NEW YORK (DTN) -- New York Mercantile Exchange oil futures settled higher Monday afternoon, rallying as the Organization of Petroleum Exporting Countries gathered in Algiers for the International Energy Forum and ahead of informal discussions on Wednesday, Sept. 28, to discuss market conditions that many in the market hope would lead to an agreement that reduces global oil production.
The prospect of a deal on production levels increased after Saudi Arabia and Iran showed flexibility in their positions. Russia also said it would join in such an agreement.
"They are moving closer to a deal, but whether it gets done remains to be seen," said Phil Flynn, a Chicago-based analyst with Price Futures. "The concessions being made suggest they will agree, which is what's driving oil prices higher."
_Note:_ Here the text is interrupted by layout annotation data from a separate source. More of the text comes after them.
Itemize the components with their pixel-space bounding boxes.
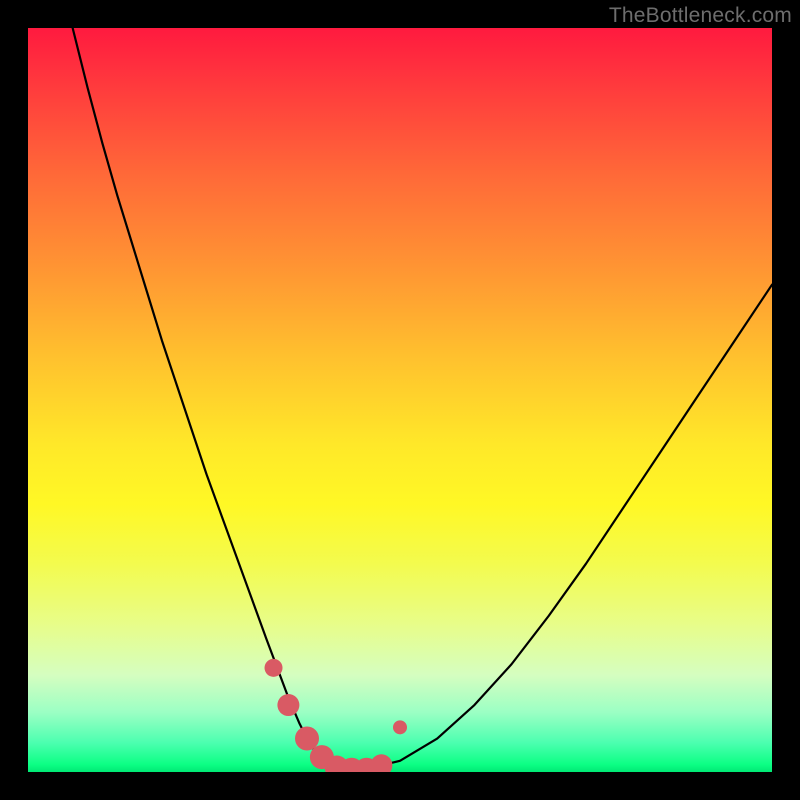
minimum-marker <box>265 659 283 677</box>
bottleneck-curve-path <box>73 28 772 770</box>
bottleneck-curve-svg <box>28 28 772 772</box>
minimum-marker <box>277 694 299 716</box>
minimum-marker <box>393 720 407 734</box>
minimum-markers-group <box>265 659 407 772</box>
minimum-marker <box>370 754 392 772</box>
plot-area <box>28 28 772 772</box>
minimum-marker <box>295 727 319 751</box>
chart-frame: TheBottleneck.com <box>0 0 800 800</box>
watermark-text: TheBottleneck.com <box>609 4 792 28</box>
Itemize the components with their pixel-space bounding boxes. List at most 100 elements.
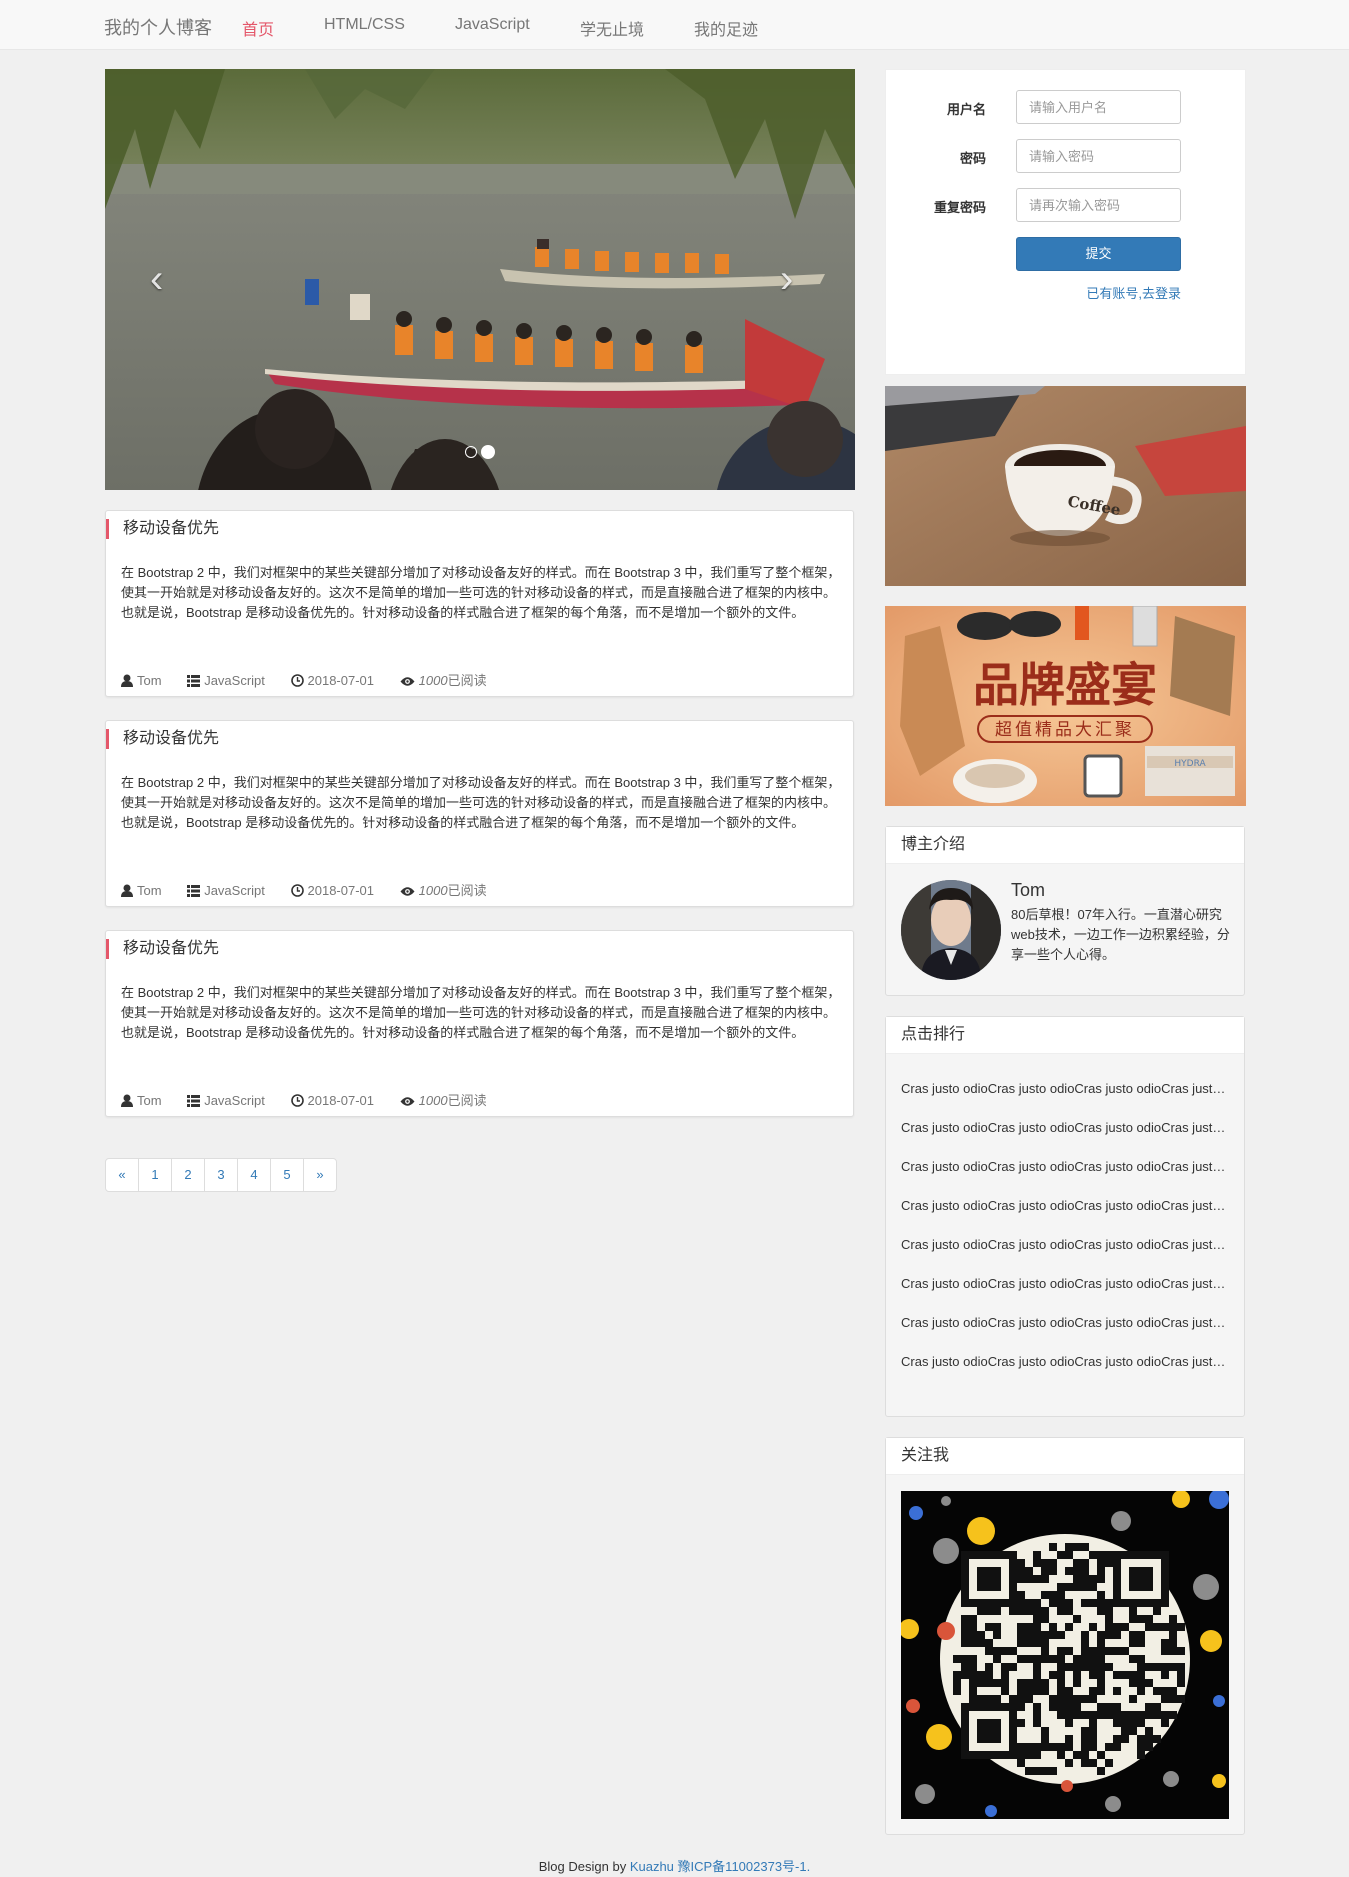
navbar: 我的个人博客 首页 HTML/CSS JavaScript 学无止境 我的足迹 — [0, 0, 1349, 50]
author-bio: 80后草根！07年入行。一直潜心研究web技术，一边工作一边积累经验，分享一些个… — [1011, 907, 1230, 962]
ranking-item[interactable]: Cras justo odioCras justo odioCras justo… — [901, 1354, 1231, 1393]
footer-text: Blog Design by — [538, 1859, 630, 1874]
clock-icon — [290, 674, 304, 687]
image-carousel[interactable]: ‹ › — [105, 69, 855, 490]
pagination-prev[interactable]: « — [105, 1158, 139, 1192]
article-views-suffix: 已阅读 — [447, 1093, 487, 1108]
article-title[interactable]: 移动设备优先 — [106, 729, 219, 749]
submit-button[interactable]: 提交 — [1016, 237, 1181, 271]
nav-item-javascript[interactable]: JavaScript — [455, 16, 530, 34]
pagination-page[interactable]: 5 — [270, 1158, 304, 1192]
username-input[interactable] — [1016, 90, 1181, 124]
pagination-page[interactable]: 4 — [237, 1158, 271, 1192]
article-card: 移动设备优先 在 Bootstrap 2 中，我们对框架中的某些关键部分增加了对… — [105, 510, 854, 697]
article-meta: Tom JavaScript 2018-07-01 1000已阅读 — [121, 670, 509, 689]
password-input[interactable] — [1016, 139, 1181, 173]
article-meta: Tom JavaScript 2018-07-01 1000已阅读 — [121, 880, 509, 899]
article-author[interactable]: Tom — [137, 673, 162, 688]
article-body: 在 Bootstrap 2 中，我们对框架中的某些关键部分增加了对移动设备友好的… — [121, 775, 841, 830]
pagination: « 1 2 3 4 5 » — [105, 1158, 337, 1192]
article-title[interactable]: 移动设备优先 — [106, 519, 219, 539]
list-icon — [187, 675, 201, 687]
ranking-item[interactable]: Cras justo odioCras justo odioCras justo… — [901, 1081, 1231, 1120]
carousel-indicator[interactable] — [465, 446, 477, 459]
carousel-slide-image — [105, 69, 855, 490]
article-views-suffix: 已阅读 — [447, 673, 487, 688]
qr-code-image — [901, 1491, 1229, 1819]
avatar — [901, 880, 1001, 980]
clock-icon — [290, 884, 304, 897]
list-icon — [187, 1095, 201, 1107]
brand-title: 品牌盛宴 — [973, 658, 1157, 712]
register-form: 用户名 密码 重复密码 提交 已有账号,去登录 — [885, 69, 1246, 375]
repeat-password-input[interactable] — [1016, 188, 1181, 222]
coffee-image: Coffee — [885, 386, 1246, 586]
pagination-next[interactable]: » — [303, 1158, 337, 1192]
ranking-item[interactable]: Cras justo odioCras justo odioCras justo… — [901, 1315, 1231, 1354]
article-views: 1000 — [418, 673, 448, 688]
footer-link[interactable]: Kuazhu 豫ICP备11002373号-1. — [630, 1859, 810, 1874]
carousel-next-button[interactable]: › — [780, 259, 793, 299]
article-meta: Tom JavaScript 2018-07-01 1000已阅读 — [121, 1090, 509, 1109]
eye-icon — [400, 1097, 415, 1106]
ranking-item[interactable]: Cras justo odioCras justo odioCras justo… — [901, 1198, 1231, 1237]
repeat-password-label: 重复密码 — [933, 200, 986, 215]
qr-code-icon — [901, 1491, 1229, 1819]
footer: Blog Design by Kuazhu 豫ICP备11002373号-1. — [0, 1856, 1349, 1875]
login-link[interactable]: 已有账号,去登录 — [886, 283, 1181, 302]
ranking-item[interactable]: Cras justo odioCras justo odioCras justo… — [901, 1276, 1231, 1315]
article-category[interactable]: JavaScript — [204, 1093, 265, 1108]
ranking-item[interactable]: Cras justo odioCras justo odioCras justo… — [901, 1120, 1231, 1159]
ranking-item[interactable]: Cras justo odioCras justo odioCras justo… — [901, 1159, 1231, 1198]
list-icon — [187, 885, 201, 897]
ranking-panel: 点击排行 Cras justo odioCras justo odioCras … — [885, 1016, 1245, 1417]
article-views: 1000 — [418, 883, 448, 898]
panel-heading: 博主介绍 — [886, 827, 1244, 864]
brand-subtitle: 超值精品大汇聚 — [995, 720, 1135, 740]
about-panel: 博主介绍 Tom 80后草根！07年入行。一直潜心研究web技术，一边工作一边积… — [885, 826, 1245, 996]
panel-heading: 关注我 — [886, 1438, 1244, 1475]
article-title[interactable]: 移动设备优先 — [106, 939, 219, 959]
ranking-list: Cras justo odioCras justo odioCras justo… — [901, 1081, 1231, 1393]
article-date: 2018-07-01 — [307, 673, 375, 688]
article-category[interactable]: JavaScript — [204, 673, 265, 688]
article-author[interactable]: Tom — [137, 883, 162, 898]
article-date: 2018-07-01 — [307, 1093, 375, 1108]
product-label: HYDRA — [1174, 759, 1206, 769]
pagination-page[interactable]: 1 — [138, 1158, 172, 1192]
article-date: 2018-07-01 — [307, 883, 375, 898]
follow-panel: 关注我 — [885, 1437, 1245, 1835]
carousel-indicators — [465, 443, 499, 460]
panel-heading: 点击排行 — [886, 1017, 1244, 1054]
carousel-prev-button[interactable]: ‹ — [150, 259, 163, 299]
nav-item-home[interactable]: 首页 — [242, 16, 274, 40]
user-icon — [121, 674, 133, 687]
pagination-page[interactable]: 2 — [171, 1158, 205, 1192]
clock-icon — [290, 1094, 304, 1107]
username-label: 用户名 — [946, 102, 986, 117]
article-body: 在 Bootstrap 2 中，我们对框架中的某些关键部分增加了对移动设备友好的… — [121, 985, 841, 1040]
article-card: 移动设备优先 在 Bootstrap 2 中，我们对框架中的某些关键部分增加了对… — [105, 930, 854, 1117]
nav-item-html-css[interactable]: HTML/CSS — [324, 16, 405, 34]
ad-banner-brand[interactable]: HYDRA 品牌盛宴 超值精品大汇聚 — [885, 606, 1246, 806]
ad-banner-coffee[interactable]: Coffee — [885, 386, 1246, 586]
nav-item-footprints[interactable]: 我的足迹 — [694, 16, 758, 40]
article-views-suffix: 已阅读 — [447, 883, 487, 898]
pagination-page[interactable]: 3 — [204, 1158, 238, 1192]
nav-item-learning[interactable]: 学无止境 — [580, 16, 644, 40]
user-icon — [121, 1094, 133, 1107]
eye-icon — [400, 887, 415, 896]
password-label: 密码 — [959, 151, 986, 166]
author-photo — [901, 880, 1001, 980]
author-name: Tom — [1011, 880, 1046, 900]
article-card: 移动设备优先 在 Bootstrap 2 中，我们对框架中的某些关键部分增加了对… — [105, 720, 854, 907]
article-author[interactable]: Tom — [137, 1093, 162, 1108]
brand-link[interactable]: 我的个人博客 — [104, 14, 212, 40]
article-category[interactable]: JavaScript — [204, 883, 265, 898]
ranking-item[interactable]: Cras justo odioCras justo odioCras justo… — [901, 1237, 1231, 1276]
article-views: 1000 — [418, 1093, 448, 1108]
user-icon — [121, 884, 133, 897]
brand-sale-image: HYDRA 品牌盛宴 超值精品大汇聚 — [885, 606, 1246, 806]
eye-icon — [400, 677, 415, 686]
article-body: 在 Bootstrap 2 中，我们对框架中的某些关键部分增加了对移动设备友好的… — [121, 565, 841, 620]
NYMEX November West Texas Intermediate crude futures settled $1.45 higher at $45.93 per barrel (bbl) while November Brent futures on the IntercontinentalExchange jumped $1.46 to $47.35 bbl after inside trade. NYMEX October ULSD futures rallied 4.17 cents to a $1.4490 gallon settlement, while NYMEX October RBOB futures climbed 2.55 cents to a $1.4024 gallon settlement, off a four-day high of $1.4205.
NYMEX product futures were also supported by a refinery glitch in Texas, said Flynn.
Saudi Arabia last week said it would reduce its crude production, which reached a record high of 10.63 million barrels per day (bpd) in August, to January levels if Iran agrees to freeze production. Saudi Arabia reported output in January at 10.23 million bpd.
Today, Tehran reportedly counteroffered, saying it would agree to limit its output to below its pre-sanction's level, with Iranian crude production at 4.1 million bpd ahead of Western sanctions on its oil exports that took effect in 2012. Iran won relief from sanctions in January, and stated its goal to raise production to 4.0 million bpd this year. Iran reported crude production of 3.63 million bpd in August.
The counteroffer suggests a 400,000 bpd reduction in crude production from Tehran's early year goal, and that the compromise would freeze Iran's output at its current level, said Flynn.
Analysts remain cautious, however.
"We believe any agreement in Algiers, or in the coming weeks, will depend on prices and will have little physical supply effect," said Barclays Capital. "Thus, we recommend paying less attention to Algiers and more attention to a naturally tightening oil market balance that precludes the group from having to make any difficult decisions."